Source d’inspiration majeure pour Stoker, Carmilla est publié en 1872. «Ouvertement saphique», ce récit montre également une vampire, qui part «à l'assaut des valeurs d'une famille privilégiant la société patriarcale», devenant une mère inversée qui «loin de nourrir ses filles adoptives, se repaît de leur substance». Dans cette séduction homosexuelle «littéralement effrayante», le désir devient «une force obscure et gravement entachée de culpabilité».

Affiche italienne du film The Vampire Lovers de Roy Ward Baker (1970), d'après Carmilla de Joseph Sheridan Le Fanu

De la beauté des dents de laids

Dans Carmilla, le double maléfique est encore source d'effroi parce qu'intérieur: «L'horreur qu'inspirent les agissements de son invitée dissimule celle que Laura éprouverait face aux ténèbres de sa propre nature.»

Chez Sheridan Le Fanu, le saphisme s'exprime à mots couverts, mais le doute pudibond n'est pas permis: «Mon étrange et belle compagne me prenait la main; elle la prenait en la pressant affectueusement, geste qu'elle renouvelait maintes fois, tout en rougissant doucement, contemplant mon visage avec des yeux languissants et brûlants, et respirant si vite que ses vêtements se soulevaient et retombaient au rythme de son souffle tumultueux.
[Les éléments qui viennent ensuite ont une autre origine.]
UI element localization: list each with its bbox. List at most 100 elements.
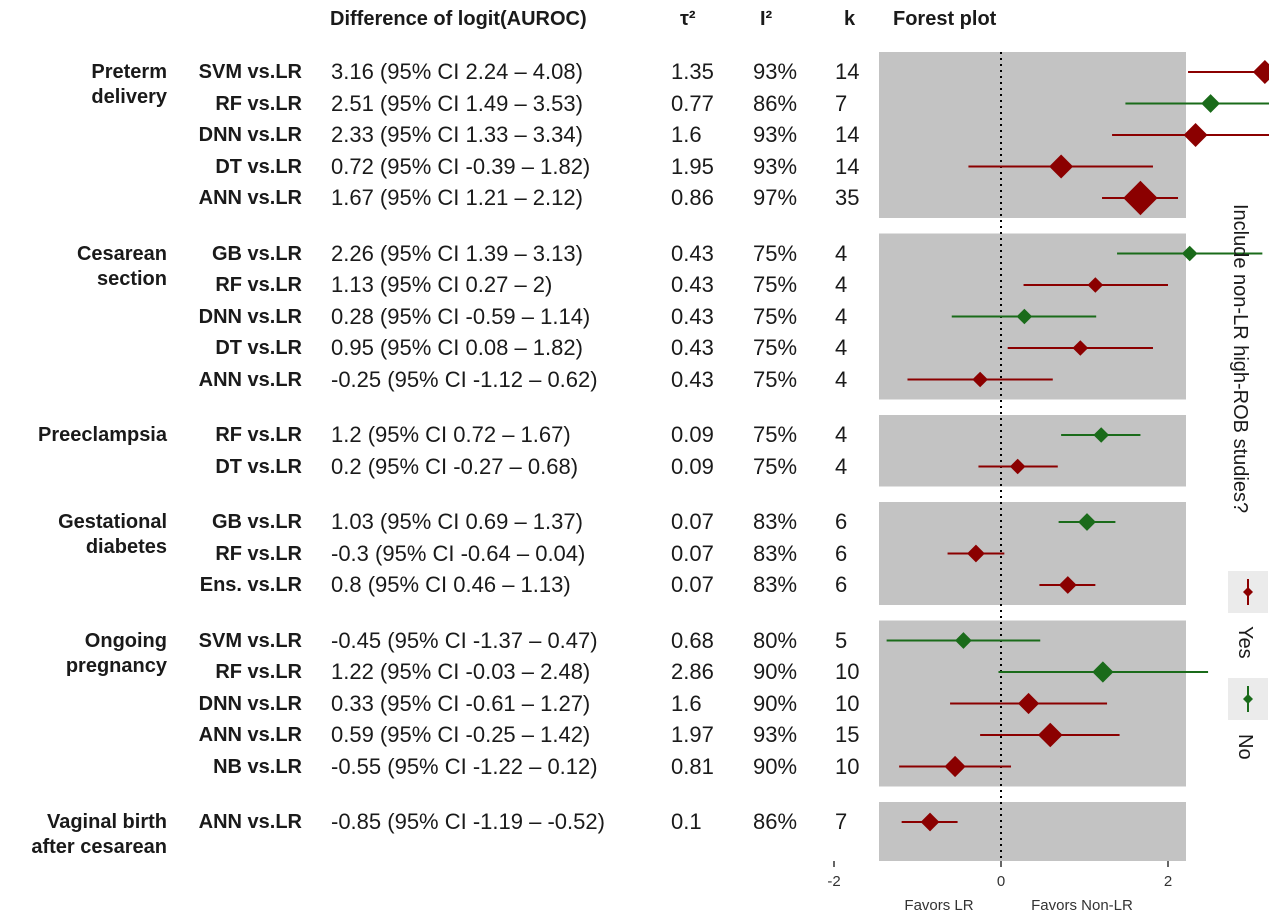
legend-title: Include non-LR high-ROB studies? [1229,204,1251,514]
k-value: 7 [835,90,848,116]
comparison-label: DNN vs.LR [198,305,302,328]
tau-squared-value: 2.86 [671,659,714,684]
k-value: 10 [835,690,860,716]
panel-3 [879,502,1186,605]
estimate-text: 0.95 (95% CI 0.08 – 1.82) [331,335,583,360]
k-value: 14 [835,153,860,179]
tau-squared-value: 0.43 [671,272,714,297]
k-value: 4 [835,422,848,447]
estimate-text: 0.33 (95% CI -0.61 – 1.27) [331,690,591,716]
tau-squared-value: 1.95 [671,153,714,179]
outcome-label: Vaginal birth after cesarean [31,811,167,858]
i-squared-value: 93% [753,153,798,179]
estimate-text: 2.51 (95% CI 1.49 – 3.53) [331,90,583,116]
point-estimate-diamond [920,812,940,832]
outcome-label: Cesarean section [76,242,167,290]
point-estimate-diamond [1078,513,1096,531]
tau-squared-value: 0.1 [671,809,702,834]
comparison-label: DT vs.LR [215,455,302,478]
point-estimate-diamond [972,371,988,388]
k-value: 15 [835,722,860,747]
header-k: k [844,8,856,30]
tau-squared-value: 0.09 [671,422,714,447]
x-tick-label: 0 [997,873,1005,890]
point-estimate-diamond [1201,94,1220,113]
outcome-label: Ongoing pregnancy [65,629,167,677]
point-estimate-diamond [1087,277,1104,293]
i-squared-value: 83% [753,540,798,566]
point-estimate-diamond [1058,576,1077,594]
i-squared-value: 75% [753,366,798,392]
tau-squared-value: 0.07 [671,540,714,566]
k-value: 4 [835,272,848,297]
comparison-label: RF vs.LR [215,424,302,446]
i-squared-value: 75% [753,272,798,297]
i-squared-value: 83% [753,509,798,534]
tau-squared-value: 0.81 [671,753,714,779]
estimate-text: -0.25 (95% CI -1.12 – 0.62) [331,366,598,392]
tau-squared-value: 1.97 [671,722,714,747]
tau-squared-value: 1.6 [671,122,702,147]
header-difference: Difference of logit(AUROC) [330,8,587,30]
point-estimate-diamond [1016,308,1033,325]
point-estimate-diamond [1017,692,1040,715]
estimate-text: 0.59 (95% CI -0.25 – 1.42) [331,722,591,747]
estimate-text: 2.33 (95% CI 1.33 – 3.34) [331,122,583,147]
legend-swatch-yes [1243,579,1253,605]
i-squared-value: 75% [753,453,798,479]
comparison-label: ANN vs.LR [198,368,302,391]
point-estimate-diamond [1037,722,1063,748]
legend-key-no [1228,678,1268,720]
k-value: 35 [835,185,860,210]
k-value: 14 [835,59,860,84]
i-squared-value: 93% [753,722,798,747]
i-squared-value: 75% [753,303,798,329]
header-i-squared: I² [760,8,773,30]
estimate-text: -0.85 (95% CI -1.19 – -0.52) [331,809,605,834]
comparison-label: SVM vs.LR [198,61,302,83]
estimate-text: -0.55 (95% CI -1.22 – 0.12) [331,753,598,779]
legend-swatch-no [1243,686,1253,712]
point-estimate-diamond [1009,458,1026,475]
estimate-text: 0.72 (95% CI -0.39 – 1.82) [331,153,591,179]
comparison-label: RF vs.LR [215,92,302,115]
x-tick-label: -2 [827,873,840,890]
outcome-label: Preterm delivery [91,61,167,108]
header-forest-plot: Forest plot [893,8,997,30]
estimate-text: 1.67 (95% CI 1.21 – 2.12) [331,185,583,210]
point-estimate-diamond [1072,340,1089,356]
comparison-label: RF vs.LR [215,661,302,683]
i-squared-value: 86% [753,809,798,834]
estimate-text: 1.2 (95% CI 0.72 – 1.67) [331,422,571,447]
legend-diamond [1243,587,1253,597]
k-value: 4 [835,303,848,329]
i-squared-value: 80% [753,627,798,653]
x-tick-label: 2 [1164,873,1172,890]
legend-key-yes [1228,571,1268,613]
tau-squared-value: 0.43 [671,366,714,392]
comparison-label: ANN vs.LR [198,724,302,746]
point-estimate-diamond [1123,180,1158,216]
x-axis-label-left: Favors LR [904,897,973,914]
tau-squared-value: 1.35 [671,59,714,84]
k-value: 10 [835,753,860,779]
k-value: 7 [835,809,848,834]
estimate-text: 3.16 (95% CI 2.24 – 4.08) [331,59,583,84]
comparison-label: Ens. vs.LR [199,574,302,596]
i-squared-value: 75% [753,240,798,266]
point-estimate-diamond [1183,123,1208,147]
estimate-text: 0.2 (95% CI -0.27 – 0.68) [331,453,579,479]
k-value: 6 [835,572,848,597]
outcome-label: Gestational diabetes [58,511,167,558]
tau-squared-value: 0.77 [671,90,714,116]
comparison-label: ANN vs.LR [198,187,302,209]
x-axis-label-right: Favors Non-LR [1031,897,1133,914]
estimate-text: 1.13 (95% CI 0.27 – 2) [331,272,553,297]
k-value: 14 [835,122,860,147]
comparison-label: GB vs.LR [211,511,302,533]
comparison-label: SVM vs.LR [198,629,302,652]
tau-squared-value: 1.6 [671,690,702,716]
legend-label-no: No [1234,734,1256,760]
outcome-label: Preeclampsia [38,424,167,446]
tau-squared-value: 0.09 [671,453,714,479]
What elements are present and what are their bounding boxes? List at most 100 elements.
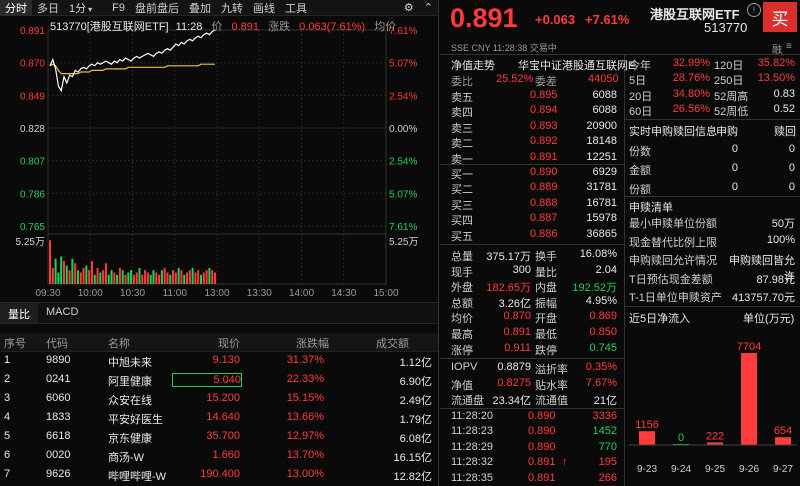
redeem-label: 份数 — [629, 146, 651, 158]
volume-bar — [102, 270, 105, 284]
row-price: 15.200 — [206, 392, 240, 404]
tick-price: 0.891 — [528, 456, 556, 469]
col-pct[interactable]: 涨跌幅 — [296, 338, 329, 350]
volume-bar — [186, 272, 189, 284]
flow-bar — [741, 353, 757, 445]
f9-button[interactable]: F9 — [112, 1, 125, 14]
nine-turn-button[interactable]: 九转 — [220, 2, 243, 15]
perf-label: 52周高 — [714, 90, 749, 103]
volume-tick-right: 5.25万 — [389, 237, 418, 248]
intraday-chart[interactable]: 0.891 7.61% 0.870 5.07% 0.849 2.54% 0.828 0.00%… — [0, 16, 438, 300]
row-pct: 13.66% — [286, 411, 324, 423]
volume-bar — [57, 272, 60, 284]
volume-bar — [60, 256, 63, 284]
y-tick-right: 2.54% — [389, 91, 417, 102]
tab-1min[interactable]: 1分 ▾ — [64, 0, 97, 16]
chart-frame — [47, 29, 387, 285]
weibi-label: 委比 — [451, 76, 473, 88]
volume-bar — [90, 261, 93, 284]
current-price: 0.891 — [450, 3, 518, 33]
tab-multi-day[interactable]: 多日 — [37, 2, 59, 15]
chevron-up-icon[interactable]: ⌃ — [423, 2, 433, 14]
flow-bar — [707, 442, 723, 445]
x-tick: 10:00 — [78, 288, 103, 299]
stat-label: 涨停 — [451, 344, 473, 357]
table-row[interactable]: 1 9890 中旭未来 9.130 31.37% 1.12亿 — [0, 352, 438, 370]
stat-value: 192.52万 — [572, 282, 617, 295]
x-tick: 09:30 — [35, 288, 60, 299]
volume-bar — [180, 270, 183, 284]
tick-volume: 3336 — [592, 410, 617, 422]
volume-bar — [194, 272, 197, 284]
table-row[interactable]: 5 6618 京东健康 35.700 12.97% 6.08亿 — [0, 428, 438, 446]
table-row[interactable]: 4 1833 平安好医生 14.640 13.66% 1.79亿 — [0, 409, 438, 427]
table-row[interactable]: 7 9626 哔哩哔哩-W 190.400 13.00% 12.82亿 — [0, 466, 438, 484]
volume-bar — [166, 272, 169, 284]
volume-bar — [49, 240, 51, 284]
stat-label: 净值 — [451, 379, 473, 392]
stat-label: IOPV — [451, 361, 478, 373]
table-row[interactable]: 6 0020 商汤-W 1.660 13.70% 16.15亿 — [0, 447, 438, 465]
perf-label: 250日 — [714, 75, 744, 88]
tick-time: 11:28:29 — [451, 440, 494, 453]
row-no: 5 — [4, 430, 11, 442]
list-value: 413757.70元 — [732, 292, 795, 304]
row-no: 6 — [4, 449, 11, 461]
col-name[interactable]: 名称 — [108, 338, 130, 350]
y-tick-right: 5.07% — [389, 59, 417, 70]
row-no: 4 — [4, 411, 11, 423]
bid-volume: 15978 — [586, 212, 617, 225]
divider — [440, 244, 624, 245]
redeem-col2: 赎回 — [774, 126, 796, 138]
volume-bar — [76, 270, 79, 284]
premarket-button[interactable]: 盘前盘后 — [134, 2, 179, 15]
nav-trend-tab[interactable]: 净值走势 — [451, 60, 495, 72]
chart-legend: 513770[港股互联网ETF] 11:28 价 0.891 涨跌 0.063(… — [50, 18, 396, 34]
list-value: 100% — [766, 233, 795, 246]
divider — [625, 196, 800, 197]
list-value: 50万 — [771, 218, 795, 230]
info-icon[interactable]: ! — [747, 3, 761, 17]
tab-macd[interactable]: MACD — [46, 306, 79, 318]
draw-line-button[interactable]: 画线 — [252, 2, 275, 15]
row-no: 1 — [4, 354, 11, 366]
buy-button[interactable]: 买 — [763, 2, 797, 32]
volume-bar — [132, 274, 135, 284]
redeem-title: 实时申购赎回信息 — [629, 126, 717, 138]
redeem-value: 0 — [731, 162, 738, 174]
bid-label: 买三 — [451, 199, 473, 212]
volume-bar — [96, 267, 99, 284]
menu-icon[interactable]: ≡ — [786, 41, 792, 52]
row-name: 平安好医生 — [108, 414, 163, 426]
overlay-button[interactable]: 叠加 — [188, 2, 211, 15]
gear-icon[interactable]: ⚙ — [403, 2, 414, 14]
stat-value: 0.869 — [589, 310, 617, 323]
x-tick: 14:00 — [289, 288, 314, 299]
tab-intraday[interactable]: 分时 — [0, 0, 32, 16]
divider — [625, 306, 800, 307]
col-amount[interactable]: 成交额 — [376, 338, 409, 350]
tools-button[interactable]: 工具 — [284, 2, 307, 15]
col-price[interactable]: 现价 — [218, 338, 240, 350]
ask-label: 卖三 — [451, 122, 473, 135]
x-tick: 11:00 — [163, 288, 188, 299]
stat-label: 总量 — [451, 251, 473, 263]
table-row[interactable]: 2 0241 阿里健康 5.040 22.33% 6.90亿 — [0, 371, 438, 389]
y-tick-left: 0.891 — [20, 26, 45, 37]
y-tick-right: 5.07% — [389, 189, 417, 200]
bid-price: 0.886 — [530, 227, 558, 240]
list-label: 最小申赎单位份额 — [629, 218, 717, 230]
list-label: 申购赎回允许情况 — [629, 255, 717, 267]
volume-bar — [149, 274, 152, 284]
volume-bar — [74, 263, 77, 284]
volume-bar — [211, 270, 214, 284]
table-row[interactable]: 3 6060 众安在线 15.200 15.15% 2.49亿 — [0, 390, 438, 408]
volume-bar — [214, 272, 216, 284]
tab-volume-ratio[interactable]: 量比 — [0, 303, 38, 323]
volume-bar — [88, 270, 91, 284]
bid-price: 0.889 — [530, 181, 558, 194]
market-meta: SSE CNY 11:28:38 交易中 — [451, 43, 557, 53]
y-tick-left: 0.828 — [20, 124, 45, 135]
stat-value: 0.8275 — [497, 376, 531, 389]
col-code[interactable]: 代码 — [46, 338, 68, 350]
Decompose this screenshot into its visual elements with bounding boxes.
On eût dit l'ardeur d'un amant; cela me gênait; c'était odieux et pourtant irrésistible; en me dévorant des yeux, elle m'attirait contre elle et ses lèvres brûlantes couraient sur mes joues en leur donnant des baisers; elle chuchotait, presque en sanglotant: “Vous êtes à moi, vous serez à moi; vous et moi ne faisons qu'une pour toujours.”»

Dans l'adaptation de Carmilla par Spencer Maybee (2017)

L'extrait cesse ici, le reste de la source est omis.